Кассир очень возмутилась и закрыла окошко шторкой.
– Что за ерунда? – спросил Ваня, оборачиваясь ко мне.
– Не поняла. Сейчас переведу объявление, – ответила я и открыла приложение-переводчик.
В объявлении было сказано, что сегодня на железных дорогах Сицилии забастовка и поезда не ходят, но завтра забастовка закончится и что железнодорожники требуют повышения зарплаты минимум на 30%.
Такси приехало за нами через полчаса и доставило на автобусную станцию, где никто не бастовал, но билеты были только на самый поздний рейс.
– Может, рванем автостопом? Папа с мамой рассказывали, что автостопом можно доехать куда угодно. Помнишь, они показывали нам свои фотки, ну, когда были молодыми? – спросила Настя у брата.
– Купим билеты и поедем на автобусе, – ответил он, направляясь к окошку кассы и одновременно протягивая руку за кошельком.
До вечера мы успели сходить в Ломбардский замок, в музей истории и главный городской собор, пока Настя не заявила, что никуда больше не пойдет, потому что у нее болят ноги, и вообще мы надоели ей со своим занудством и церквями.
– Тяжела жизнь туриста, – грустно заключила она, потирая пятки.
Мы дошли до площади с фонтаном, и Настя немедленно скинула босоножки, прыгнула туда и стала ходить кругами.
В десять мы были на автобусной станции, где при свете ярких фонарей стояла очередь на посадку.
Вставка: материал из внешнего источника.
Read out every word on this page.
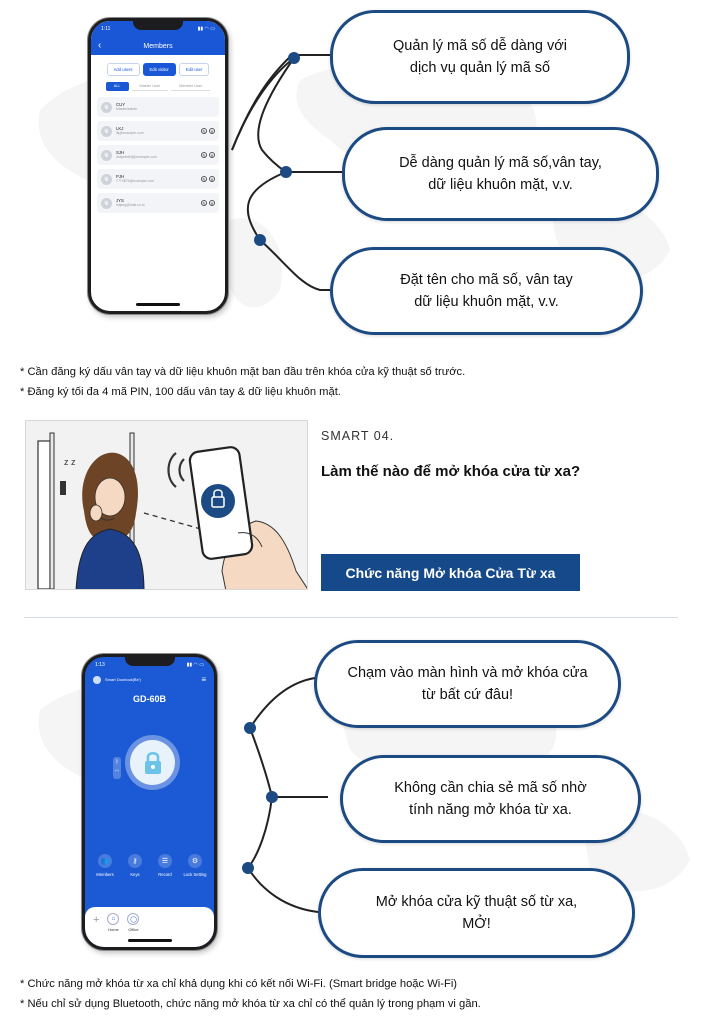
1:11	▮▮ ◠ ▭
‹	Members
Add users	Edit visitor	Edit user
ALL	Master User	Member User
♛	CUY
Master/admin
♛	LKJ
lkj@example.com	✎	✕
♛	SJH
dhkjsdhfkfj@example.com	✎	✕
♛	PJH
7774876@example.com	✎	✕
♛	JYS
ndjsng@naki.co.kr	✎	✕
Quản lý mã số dễ dàng với
dịch vụ quản lý mã số
Dễ dàng quản lý mã số,vân tay,
dữ liệu khuôn mặt, v.v.
Đặt tên cho mã số, vân tay
dữ liệu khuôn mặt, v.v.
* Cần đăng ký dấu vân tay và dữ liệu khuôn mặt ban đầu trên khóa cửa kỹ thuật số trước.
* Đăng ký tối đa 4 mã PIN, 100 dấu vân tay & dữ liệu khuôn mặt.
z z
SMART 04.
Làm thế nào để mở khóa cửa từ xa?
Chức năng Mở khóa Cửa Từ xa
1:13	▮▮ ◠ ▭
Smart Doorlock(Be')	≡
GD-60B
ᛒ
◠
👥
Members
⚷
Keys
☰
Record
⚙
Lock Setting
+	⌂
Home
◯
Office
Chạm vào màn hình và mở khóa cửa
từ bất cứ đâu!
Không cần chia sẻ mã số nhờ
tính năng mở khóa từ xa.
Mở khóa cửa kỹ thuật số từ xa,
MỞ!
* Chức năng mở khóa từ xa chỉ khả dụng khi có kết nối Wi-Fi. (Smart bridge hoặc Wi-Fi)
* Nếu chỉ sử dụng Bluetooth, chức năng mở khóa từ xa chỉ có thể quản lý trong phạm vi gần.
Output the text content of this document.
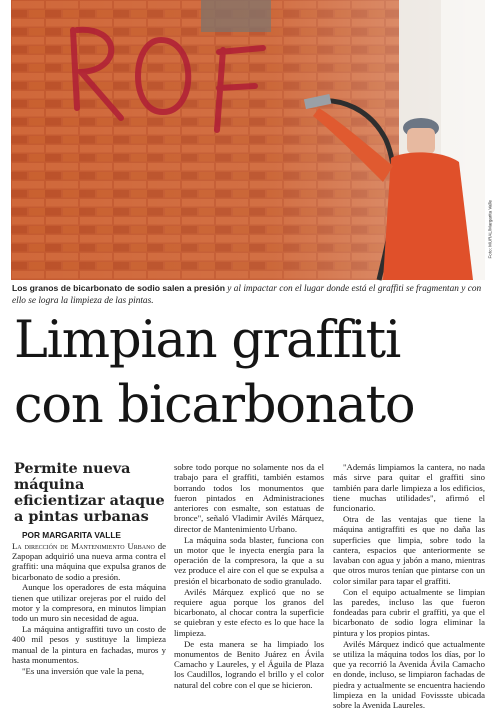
Foto: MURAL/Margarita Valle
Los granos de bicarbonato de sodio salen a presión y al impactar con el lugar donde está el graffiti se fragmentan y con ello se logra la limpieza de las pintas.
Limpian graffiti
con bicarbonato
Permite nueva máquina eficientizar ataque a pintas urbanas

POR MARGARITA VALLE

La dirección de Mantenimiento Urbano de Zapopan adquirió una nueva arma contra el graffiti: una máquina que expulsa granos de bicarbonato de sodio a presión.

Aunque los operadores de esta máquina tienen que utilizar orejeras por el ruido del motor y la compresora, en minutos limpian todo un muro sin necesidad de agua.

La máquina antigraffiti tuvo un costo de 400 mil pesos y sustituye la limpieza manual de la pintura en fachadas, muros y hasta monumentos.

"Es una inversión que vale la pena,

sobre todo porque no solamente nos da el trabajo para el graffiti, también estamos borrando todos los monumentos que fueron pintados en Administraciones anteriores con esmalte, son estatuas de bronce", señaló Vladimir Avilés Márquez, director de Mantenimiento Urbano.

La máquina soda blaster, funciona con un motor que le inyecta energía para la operación de la compresora, la que a su vez produce el aire con el que se expulsa a presión el bicarbonato de sodio granulado.

Avilés Márquez explicó que no se requiere agua porque los granos del bicarbonato, al chocar contra la superficie se quiebran y este efecto es lo que hace la limpieza.

De esta manera se ha limpiado los monumentos de Benito Juárez en Ávila Camacho y Laureles, y el Águila de Plaza los Caudillos, logrando el brillo y el color natural del cobre con el que se hicieron.

"Además limpiamos la cantera, no nada más sirve para quitar el graffiti sino también para darle limpieza a los edificios, tiene muchas utilidades", afirmó el funcionario.

Otra de las ventajas que tiene la máquina antigraffiti es que no daña las superficies que limpia, sobre todo la cantera, espacios que anteriormente se lavaban con agua y jabón a mano, mientras que otros muros tenían que pintarse con un color similar para tapar el graffiti.

Con el equipo actualmente se limpian las paredes, incluso las que fueron fondeadas para cubrir el graffiti, ya que el bicarbonato de sodio logra eliminar la pintura y los propios pintas.

Avilés Márquez indicó que actualmente se utiliza la máquina todos los días, por lo que ya recorrió la Avenida Ávila Camacho en donde, incluso, se limpiaron fachadas de piedra y actualmente se encuentra haciendo limpieza en la unidad Fovissste ubicada sobre la Avenida Laureles.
Водитель в белоснежной рубашке и фуражке с козырьком проверял билеты. Когда очередь дошла до нас, он, осмотрев клетки, спросил на хорошем английском, не желаем ли мы сдать их в багаж, и, пока мы изумленно молчали, сказал, что места в салоне недостаточно и нам придется держать их на коленях. Мы, конечно, взяли песчанок с собой.
Через полчаса автобус, перегруженный пассажирами – они сидели даже в проходах, – тяжело двинулся по городским улицам.
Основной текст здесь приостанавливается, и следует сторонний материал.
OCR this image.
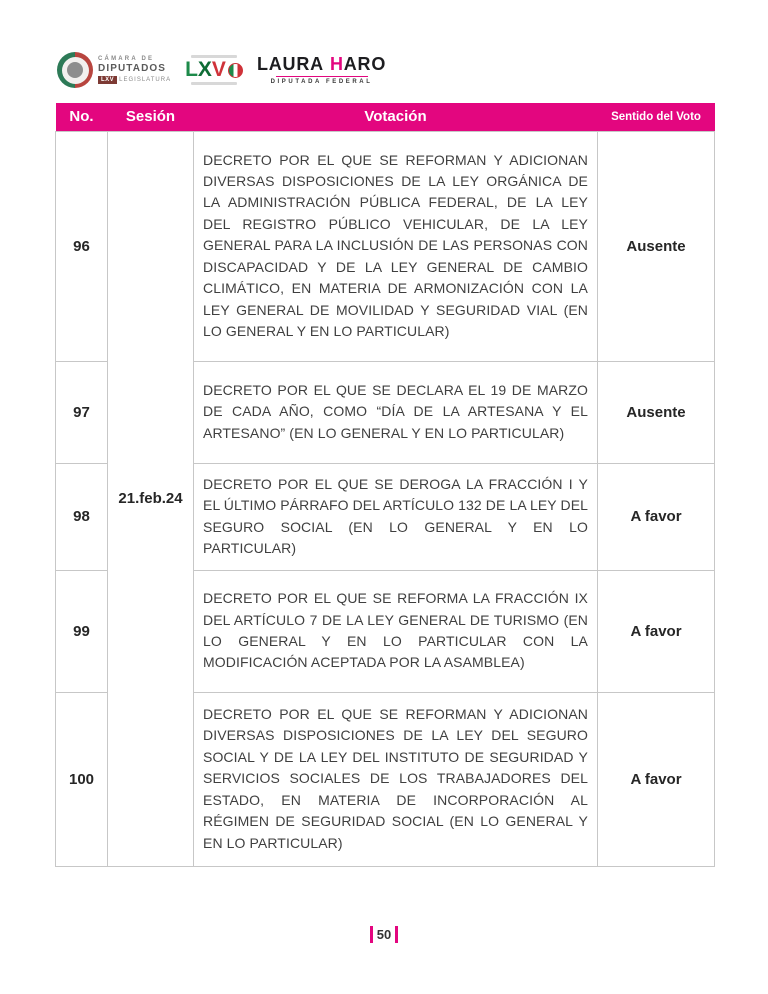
CÁMARA DE
DIPUTADOS
LXV LEGISLATURA L X V LAURA HARO
DIPUTADA FEDERAL
No.	Sesión	Votación	Sentido del Voto
96	21.feb.24	DECRETO POR EL QUE SE REFORMAN Y ADICIONAN DIVERSAS DISPOSICIONES DE LA LEY ORGÁNICA DE LA ADMINISTRACIÓN PÚBLICA FEDERAL, DE LA LEY DEL REGISTRO PÚBLICO VEHICULAR, DE LA LEY GENERAL PARA LA INCLUSIÓN DE LAS PERSONAS CON DISCAPACIDAD Y DE LA LEY GENERAL DE CAMBIO CLIMÁTICO, EN MATERIA DE ARMONIZACIÓN CON LA LEY GENERAL DE MOVILIDAD Y SEGURIDAD VIAL (EN LO GENERAL Y EN LO PARTICULAR)	Ausente
97		DECRETO POR EL QUE SE DECLARA EL 19 DE MARZO DE CADA AÑO, COMO “DÍA DE LA ARTESANA Y EL ARTESANO” (EN LO GENERAL Y EN LO PARTICULAR)	Ausente
98		DECRETO POR EL QUE SE DEROGA LA FRACCIÓN I Y EL ÚLTIMO PÁRRAFO DEL ARTÍCULO 132 DE LA LEY DEL SEGURO SOCIAL (EN LO GENERAL Y EN LO PARTICULAR)	A favor
99		DECRETO POR EL QUE SE REFORMA LA FRACCIÓN IX DEL ARTÍCULO 7 DE LA LEY GENERAL DE TURISMO (EN LO GENERAL Y EN LO PARTICULAR CON LA MODIFICACIÓN ACEPTADA POR LA ASAMBLEA)	A favor
100		DECRETO POR EL QUE SE REFORMAN Y ADICIONAN DIVERSAS DISPOSICIONES DE LA LEY DEL SEGURO SOCIAL Y DE LA LEY DEL INSTITUTO DE SEGURIDAD Y SERVICIOS SOCIALES DE LOS TRABAJADORES DEL ESTADO, EN MATERIA DE INCORPORACIÓN AL RÉGIMEN DE SEGURIDAD SOCIAL (EN LO GENERAL Y EN LO PARTICULAR)	A favor
50
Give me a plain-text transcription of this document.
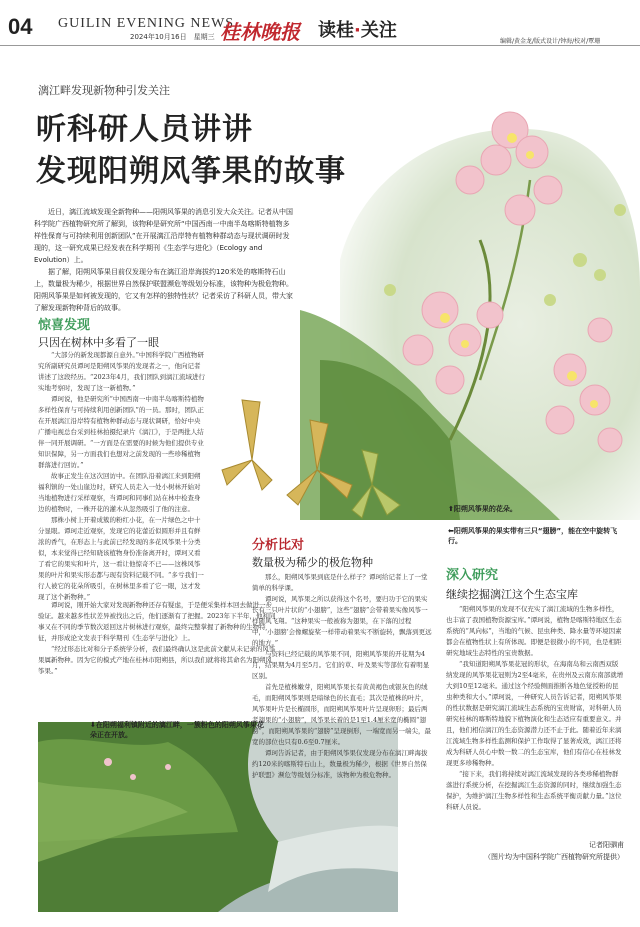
04 GUILIN EVENING NEWS
2024年10月16日　星期三 桂林晚报 读桂·关注
编辑/黄金龙/版式设计/钟海/校对/覃珊
漓江畔发现新物种引发关注
听科研人员讲讲
发现阳朔风筝果的故事

近日，漓江流域发现全新物种——阳朔风筝果的消息引发大众关注。记者从中国科学院广西植物研究所了解到，该物种是研究所“中国西南一中南半岛喀斯特植物多样性保育与可持续利用创新团队”在开展漓江沿岸特有植物种群动态与现状调研时发现的，这一研究成果已经发表在科学期刊《生态学与进化》（Ecology and Evolution）上。

据了解，阳朔风筝果目前仅发现分布在漓江沿岸海拔约120米处的喀斯特石山上，数量极为稀少，根据世界自然保护联盟濒危等级划分标准，该物种为极危物种。阳朔风筝果是如何被发现的，它又有怎样的独特性状？记者采访了科研人员，带大家了解发现新物种背后的故事。

惊喜发现
只因在树林中多看了一眼

“大部分的新发现都源自意外。”中国科学院广西植物研究所副研究员谭珂是阳朔风筝果的发现者之一，他向记者讲述了这段经历。“2023年4月，我们团队到漓江流域进行实地考察时，发现了这一新植物。”

谭珂说，他是研究所“中国西南一中南半岛喀斯特植物多样性保育与可持续利用创新团队”的一员。那时，团队正在开展漓江沿岸特有植物种群动态与现状调研，恰好中央广播电视总台采到桂林拍摄纪录片《漓江》，于是两批人结伴一同开展调研。“一方面是在需要的时候为他们提供专业知识保障，另一方面我们也想对之前发现的一些珍稀植物群落进行回访。”

故事正发生在这次回访中。在团队沿着漓江来到阳朔福利镇的一处山崖边时，研究人员走入一处小树林开始对当地植物进行采样观察，当谭珂和同事们站在林中检查身边的植物时，一株开花的灌木从忽然吸引了他的注意。

那株小树上开着成簇的粉红小花，在一片绿色之中十分显眼。谭珂走近观察，发现它的花蕾近似圆形并且有鲜浓的香气，在形态上与此前已经发现的多花风筝果十分类似，本来觉得已经知晓该植物身份准备离开时，谭珂又看了看它的果实和叶片，这一看让他惊奇不已——这株风筝果的叶片和果实形态都与现有资料记载不同。“多亏我们一行人被它的花朵所吸引，在树林里多看了它一眼，这才发现了这个新物种。”

谭珂说，刚开始大家对发现新物种还存有疑虑，于是便采集样本回去做进一步验证。越来越多性状差异被找出之后，他们逐渐有了把握。2023年下半年，他和同事又在不同的季节数次返回这片树林进行观察，最终完整掌握了新物种的生物特征，并形成论文发表于科学期刊《生态学与进化》上。

“经过形态比对和分子系统学分析，我们最终确认这是此前文献从未记录的风筝果属新物种。因为它的模式产地在桂林市阳朔县，所以我们就将将其命名为阳朔风筝果。”

⬆阳朔风筝果的花朵。
⬅阳朔风筝果的果实带有三只“翅膀”，能在空中旋转飞行。
⬇在阳朔福利镇附近的漓江畔，一簇粉色的阳朔风筝果花朵正在开放。
分析比对
数量极为稀少的极危物种

那么，阳朔风筝果到底是什么样子？谭珂给记者上了一堂简单的科学课。

谭珂说，风筝果之所以获得这个名号，要归功于它的果实长有三只叶片状的“小翅膀”，这些“翅膀”会带着果实像风筝一样随风飞翔。“这种果实一般被称为翅果，在下落的过程中，‘小翅膀’会像螺旋桨一样带动着果实不断旋转，飘落到更远的地方。”

与资料已经记载的风筝果不同，阳朔风筝果的开花期为4月，结果期为4月至5月。它们的草、叶及果实等部位有着明显区别。

首先是植株嫩芽，阳朔风筝果长有黄黄褐色或银灰色的绒毛，而阳朔风筝果则是暗绿色的长直毛；其次是植株的叶片，风筝果叶片是长椭圆形，而阳朔风筝果叶片呈现卵形；最后两者翅果的“小翅膀”，风筝果长着的是1至1.4厘米宽的椭圆“翅膀”，而阳朔风筝果的“翅膀”呈现倒形，一端宽而另一端尖，最宽的部位也只有0.6至0.7厘米。

谭珂告诉记者，由于阳朔风筝果仅发现分布在漓江畔海拔约120米的喀斯特石山上，数量极为稀少，根据《世界自然保护联盟》濒危等级划分标准，该物种为极危物种。

深入研究
继续挖掘漓江这个生态宝库

“阳朔风筝果的发现不仅充实了漓江流域的生物多样性，也丰富了我国植物资源宝库。”谭珂说，植物是喀斯特地区生态系统的“风向标”，当地的气候、昆虫种类、降水量等环境因素都会在植物性状上有所体现。即便是很微小的不同，也是相距研究地域生态特性的宝贵数据。

“我知道阳朔风筝果花冠的形状，在海南岛和云南西双版纳发现的风筝果花冠则为2至4毫米，在贵州及云南东南部就增大到10至12毫米。通过这个经验侧面推断各地色觉授粉的昆虫种类和大小。”谭珂说，一种研究人员告诉记者，阳朔风筝果的性状数据是研究漓江流域生态系统的宝贵财富，对科研人员研究桂林的喀斯特地貌下植物演化和生态适应有重要意义。并且，他们相信漓江的生态资源潜力还不止于此。随着近年来漓江流域生物多样性监测和保护工作取得了显著成效，漓江还将成为科研人员心中数一数二的生态宝库，他们有信心在桂林发现更多珍稀物种。

“接下来，我们将持续对漓江流域发现的各类珍稀植物群落进行系统分析，在挖掘漓江生态资源的同时，继续加强生态保护，为维护漓江生物多样性和生态系统平衡贡献力量。”这位科研人员说。

记者阳驷甫
（图片均为中国科学院广西植物研究所提供）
– Из-за этой забастовки мы задохнемся, – подумала я вслух.
В автобусе было жарко, как в печке. Пришлось на максимум выкрутить кондиционер над своим креслом.
– К Палермо станем пиццей с ветчиной, – проворчал Ваня.
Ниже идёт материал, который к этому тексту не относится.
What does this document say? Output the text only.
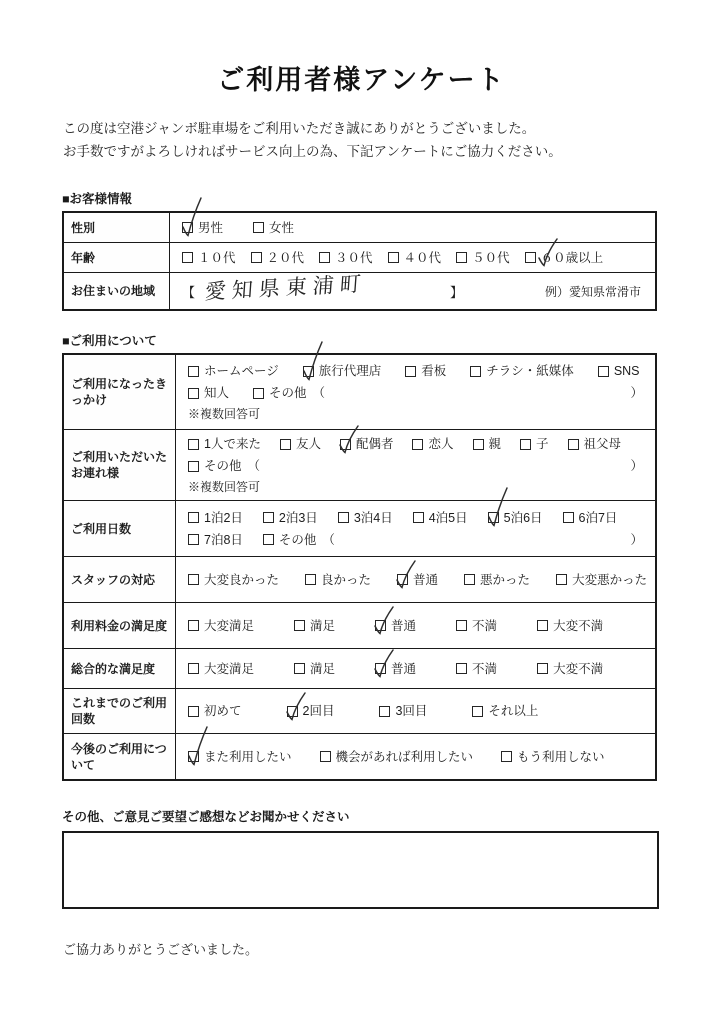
ご利用者様アンケート

この度は空港ジャンボ駐車場をご利用いただき誠にありがとうございました。

お手数ですがよろしければサービス向上の為、下記アンケートにご協力ください。

■お客様情報
性別	男性	女性
年齢	１０代 ２０代 ３０代 ４０代 ５０代 ６０歳以上
お住まいの地域 【 愛知県東浦町	】	例）愛知県常滑市
■ご利用について
ご利用になったきっかけ
ホームページ	旅行代理店	看板	チラシ・紙媒体	SNS
知人	その他 （	）
※複数回答可
ご利用いただいたお連れ様
1人で来た	友人	配偶者	恋人	親	子	祖父母
その他 （	）
※複数回答可
ご利用日数
1泊2日	2泊3日	3泊4日	4泊5日	5泊6日	6泊7日
7泊8日	その他 （	）
スタッフの対応	大変良かった	良かった	普通	悪かった	大変悪かった
利用料金の満足度	大変満足	満足	普通	不満	大変不満
総合的な満足度	大変満足	満足	普通	不満	大変不満
これまでのご利用回数
初めて	2回目	3回目	それ以上
今後のご利用について
また利用したい	機会があれば利用したい	もう利用しない
その他、ご意見ご要望ご感想などお聞かせください

ご協力ありがとうございました。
Он никак не мог пристроить на коленях клетку с песчанками. Она то падала с колен, ударяясь о сидение спереди, и тогда сонные мыши шмякались в одну кучу, то заваливалась набок, на голову сидящей в проходе женщины. Когда переноска в очередной раз накренилась в ее сторону, она начала громко возмущаться и отталкивать клетку от себя. Я не понимала слов, но и без этого было ясно, что ей не нравятся чертовы иностранцы, которые тащатся в Палермо с этими погаными мышами, которые падают ей на голову. И еще она ненавидела этих чертовых железнодорожников, которые вздумали бастовать в тот самый день, когда у нее дела в столице. Отдельной строкой ее бесили соседи: расселись тут спереди и сзади, из-за них и пошевелиться-то нельзя. Автобус вдруг резко затормозил, так, что нас по инерции кинуло вперед. Клетка с песчанками наклонилась, заснувшие было мыши подскочили и заметались.
Водитель включил свет в салоне и встал в проходе. Обращаясь к нашей соседке, он произнес длинный монолог, несколько раз погрозил пальцем и показал в сторону двери. Пассажиры молча слушали. Наговорившись (а речь заняла не меньше трех минут), водитель сел на место, погасил свет в салоне, и мы поехали дальше.